The issue with Kornbluh’s tweet was less the warning about violating social distancing guidelines but the use of social media to do it. Haredi often are averse to airing their community’s dirty laundry in public, and with reports suggesting that anti-Semitism is on the rise as a result of the coronavirus, there is particular sensitivity around taking community problems to social media.
“I don’t mind calling the police to report, I care about posting photos and videos from the handful of Jews who violate the regulations,” Eli Mendel, who reposted the pashkevil from his @HeimishNiyes Twitter account, told the Jewish Telegraphic Agency in a private message.
Getz and Horowitz, the other two men named as mosrim in the pashkevil, declined to comment for this story, but both had been outspoken in calling for Orthodox Jews to abide by social distancing guidelines.
On March 17, New York Times columnist Bari Weiss posted a picture of a massive wedding in Borough Park and cited Getz, a real estate developer and owner of a popular Jewish bookstore there, who said there were two other large weddings happening that day. The next day, Weiss posted a video by Getz imploring people to stay home to protect those with compromised immune systems – including cancer survivors like himself.

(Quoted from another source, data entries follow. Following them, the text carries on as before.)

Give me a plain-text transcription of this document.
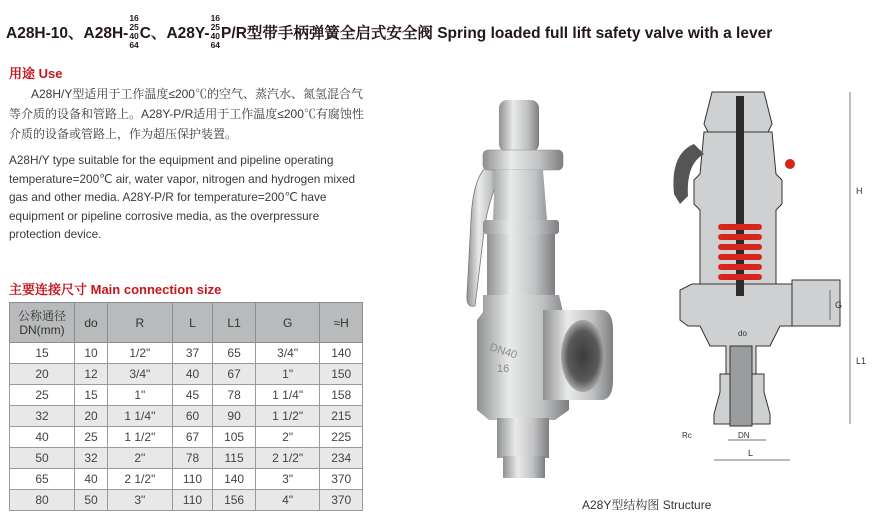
A28H-10、A28H-
16
25
40
64
C、A28Y-
16
25
40
64
P/R型带手柄弹簧全启式安全阀 Spring loaded full lift safety valve with a lever
用途 Use
A28H/Y型适用于工作温度≤200℃的空气、蒸汽水、氮氢混合气等介质的设备和管路上。A28Y-P/R适用于工作温度≤200℃有腐蚀性介质的设备或管路上，作为超压保护装置。
A28H/Y type suitable for the equipment and pipeline operating temperature=200℃ air, water vapor, nitrogen and hydrogen mixed gas and other media. A28Y-P/R for temperature=200℃ have equipment or pipeline corrosive media, as the overpressure protection device.
主要连接尺寸 Main connection size
公称通径 DN(mm)	do	R	L	L1	G	≈H
15	10	1/2"	37	65	3/4"	140
20	12	3/4"	40	67	1"	150
25	15	1"	45	78	1 1/4"	158
32	20	1 1/4"	60	90	1 1/2"	215
40	25	1 1/2"	67	105	2"	225
50	32	2"	78	115	2 1/2"	234
65	40	2 1/2"	110	140	3"	370
80	50	3"	110	156	4"	370
DN40
16
H
G
L1
L
do
DN
Rc
A28Y型结构图 Structure
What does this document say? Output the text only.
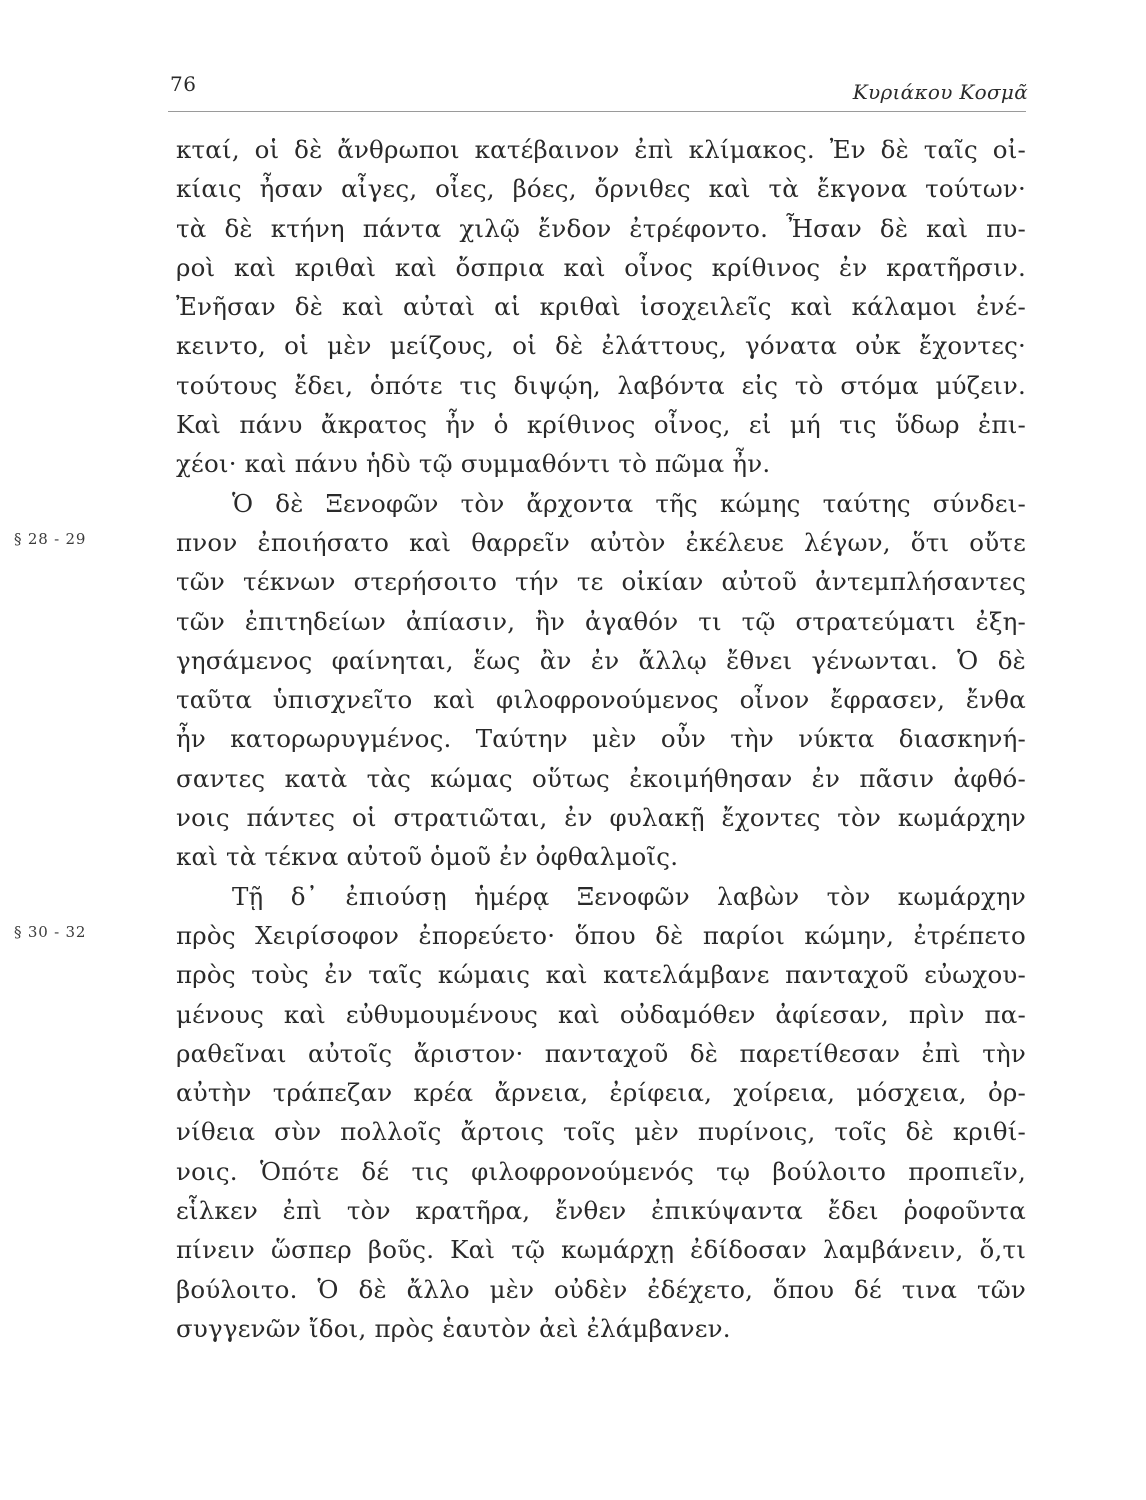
76	Κυριάκου Κοσμᾶ
§ 28 - 29
§ 30 - 32
κταί, οἱ δὲ ἄνθρωποι κατέβαινον ἐπὶ κλίμακος. Ἐν δὲ ταῖς οἰ-
κίαις ἦσαν αἶγες, οἶες, βόες, ὄρνιθες καὶ τὰ ἔκγονα τούτων·
τὰ δὲ κτήνη πάντα χιλῷ ἔνδον ἐτρέφοντο. Ἦσαν δὲ καὶ πυ-
ροὶ καὶ κριθαὶ καὶ ὄσπρια καὶ οἶνος κρίθινος ἐν κρατῆρσιν.
Ἐνῆσαν δὲ καὶ αὐταὶ αἱ κριθαὶ ἰσοχειλεῖς καὶ κάλαμοι ἐνέ-
κειντο, οἱ μὲν μείζους, οἱ δὲ ἐλάττους, γόνατα οὐκ ἔχοντες·
τούτους ἔδει, ὁπότε τις διψῴη, λαβόντα εἰς τὸ στόμα μύζειν.
Καὶ πάνυ ἄκρατος ἦν ὁ κρίθινος οἶνος, εἰ μή τις ὕδωρ ἐπι-
χέοι· καὶ πάνυ ἡδὺ τῷ συμμαθόντι τὸ πῶμα ἦν.
Ὁ δὲ Ξενοφῶν τὸν ἄρχοντα τῆς κώμης ταύτης σύνδει-
πνον ἐποιήσατο καὶ θαρρεῖν αὐτὸν ἐκέλευε λέγων, ὅτι οὔτε
τῶν τέκνων στερήσοιτο τήν τε οἰκίαν αὐτοῦ ἀντεμπλήσαντες
τῶν ἐπιτηδείων ἀπίασιν, ἢν ἀγαθόν τι τῷ στρατεύματι ἐξη-
γησάμενος φαίνηται, ἕως ἂν ἐν ἄλλῳ ἔθνει γένωνται. Ὁ δὲ
ταῦτα ὑπισχνεῖτο καὶ φιλοφρονούμενος οἶνον ἔφρασεν, ἔνθα
ἦν κατορωρυγμένος. Ταύτην μὲν οὖν τὴν νύκτα διασκηνή-
σαντες κατὰ τὰς κώμας οὕτως ἐκοιμήθησαν ἐν πᾶσιν ἀφθό-
νοις πάντες οἱ στρατιῶται, ἐν φυλακῇ ἔχοντες τὸν κωμάρχην
καὶ τὰ τέκνα αὐτοῦ ὁμοῦ ἐν ὀφθαλμοῖς.
Τῇ δ᾽ ἐπιούσῃ ἡμέρᾳ Ξενοφῶν λαβὼν τὸν κωμάρχην
πρὸς Χειρίσοφον ἐπορεύετο· ὅπου δὲ παρίοι κώμην, ἐτρέπετο
πρὸς τοὺς ἐν ταῖς κώμαις καὶ κατελάμβανε πανταχοῦ εὐωχου-
μένους καὶ εὐθυμουμένους καὶ οὐδαμόθεν ἀφίεσαν, πρὶν πα-
ραθεῖναι αὐτοῖς ἄριστον· πανταχοῦ δὲ παρετίθεσαν ἐπὶ τὴν
αὐτὴν τράπεζαν κρέα ἄρνεια, ἐρίφεια, χοίρεια, μόσχεια, ὀρ-
νίθεια σὺν πολλοῖς ἄρτοις τοῖς μὲν πυρίνοις, τοῖς δὲ κριθί-
νοις. Ὁπότε δέ τις φιλοφρονούμενός τῳ βούλοιτο προπιεῖν,
εἷλκεν ἐπὶ τὸν κρατῆρα, ἔνθεν ἐπικύψαντα ἔδει ῥοφοῦντα
πίνειν ὥσπερ βοῦς. Καὶ τῷ κωμάρχῃ ἐδίδοσαν λαμβάνειν, ὅ,τι
βούλοιτο. Ὁ δὲ ἄλλο μὲν οὐδὲν ἐδέχετο, ὅπου δέ τινα τῶν
συγγενῶν ἴδοι, πρὸς ἑαυτὸν ἀεὶ ἐλάμβανεν.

“Today, and only after I consulted with dozens of community leaders … which admitted to me that they’re helpless in the face of vocal extremist leaders, I did what I felt is my obligation to raise my voice and wake up the community and show the world that we, the majority of Hasidim in New York, are not blind, selfish and careless,” Getz said in the video. “My work has borne fruit, and it seems that even the extremists were beaten into submission today.”
Getz later posted some of the private messages he received from those who were angry at his public actions.
“Shame you didn’t die from cancer,” one said.
Horowitz, the director of the Center for Jewish Family Life/Project YES, an organization that provides resources on parenting and abuse prevention, had been particularly outspoken on the issue of “house minyanim,” prayer services held in private homes after synagogues were closed. After the pashkevil was published, Horowitz alerted local police, who have opened an investigation.
“I’m not intimidated at all. It is unsettling, it might be a little frightening, too, but it’s certainly a fight worth fighting,” Horowitz said in a video posted to Twitter. “This is about social distancing, but it’s also about the right to speak your mind and not have terrorists try to intimidate.”
Horowitz later deleted the video.
“Dear Friends: I took down the post about the flyer,” he wrote in a tweet Wednesday. “It was being weaponized by some as a blunt instrument against our entire community in a way that was deeply troubling.”